After much profitable interchange of this sort of article, the lady gently hinted that Master Guy was not indifferent to her, but that he was of inferior birth, yet of qualities that made him equal with her; adding, that hitherto he had done little but kill other people’s game, whereas there were nobler deeds to be accomplished. And then she bade him go in search of perilous adventures, winding up with the toast and sentiment, “Master Guy, eagles do not care to catch flies.”

Reader, if you have ever seen the prince of pantomimists, Mr. Payne, tear the hair of his theatrical wig in a fit of amorous despair, you may have some idea as to the intensity with which Master Guy illustrated his own desperation. He stamped the ground with such energy that all the hitherto quiet aspens fell a-shaking, and their descendants have ever since maintained the same fashion. Phillis fell a-crying at this demonstration, and softened considerably. After a lapse of five minutes, she had blushingly directed Master Guy to “speak to papa.”

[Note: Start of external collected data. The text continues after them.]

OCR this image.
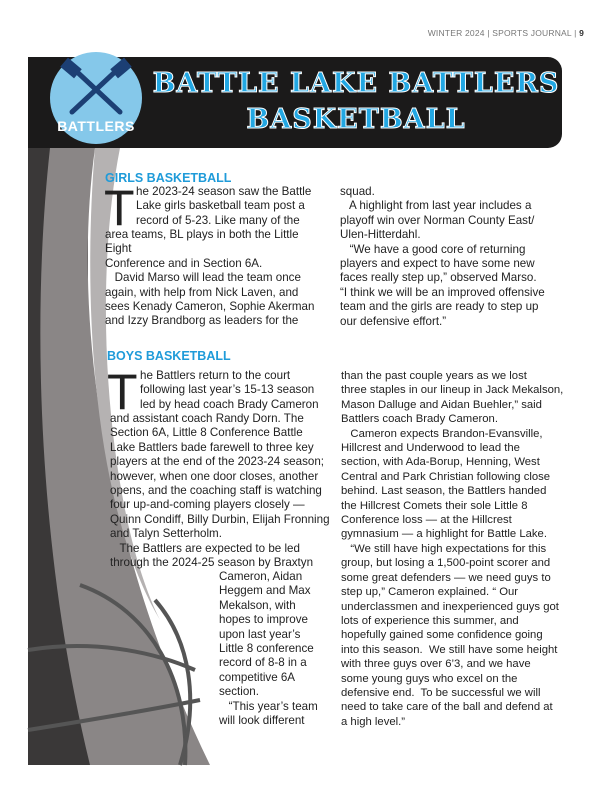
WINTER 2024 | SPORTS JOURNAL | 9
BATTLERS
BATTLE LAKE BATTLERS
BASKETBALL
GIRLS BASKETBALL
T he 2023-24 season saw the Battle
Lake girls basketball team post a
record of 5-23. Like many of the
area teams, BL plays in both the Little
Eight
Conference and in Section 6A.
David Marso will lead the team once
again, with help from Nick Laven, and
sees Kenady Cameron, Sophie Akerman
and Izzy Brandborg as leaders for the
squad.
A highlight from last year includes a
playoff win over Norman County East/
Ulen-Hitterdahl.
“We have a good core of returning
players and expect to have some new
faces really step up,” observed Marso.
“I think we will be an improved offensive
team and the girls are ready to step up
our defensive effort.”
BOYS BASKETBALL
T he Battlers return to the court
following last year’s 15-13 season
led by head coach Brady Cameron
and assistant coach Randy Dorn. The
Section 6A, Little 8 Conference Battle
Lake Battlers bade farewell to three key
players at the end of the 2023-24 season;
however, when one door closes, another
opens, and the coaching staff is watching
four up-and-coming players closely —
Quinn Condiff, Billy Durbin, Elijah Fronning
and Talyn Setterholm.
The Battlers are expected to be led
through the 2024-25 season by Braxtyn
Cameron, Aidan
Heggem and Max
Mekalson, with
hopes to improve
upon last year’s
Little 8 conference
record of 8-8 in a
competitive 6A
section.
“This year’s team
will look different
than the past couple years as we lost
three staples in our lineup in Jack Mekalson,
Mason Dalluge and Aidan Buehler,” said
Battlers coach Brady Cameron.
Cameron expects Brandon-Evansville,
Hillcrest and Underwood to lead the
section, with Ada-Borup, Henning, West
Central and Park Christian following close
behind. Last season, the Battlers handed
the Hillcrest Comets their sole Little 8
Conference loss — at the Hillcrest
gymnasium — a highlight for Battle Lake.
“We still have high expectations for this
group, but losing a 1,500-point scorer and
some great defenders — we need guys to
step up,” Cameron explained. “ Our
underclassmen and inexperienced guys got
lots of experience this summer, and
hopefully gained some confidence going
into this season.  We still have some height
with three guys over 6’3, and we have
some young guys who excel on the
defensive end.  To be successful we will
need to take care of the ball and defend at
a high level.”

Now, of all horrible interviews, this perhaps is the most horrible. Nelson used to say that there was only one thing on earth which he dreaded, and that was dining with a mayor and corporation. Doubtless it is dreadful, but what is it compared with looking a grave man in the face, who has no sentiment into him, and whose first remark is sure to be, “Well, sir, be good enough to tell me—what can you settle on my daughter? What can you do to secure her happiness?”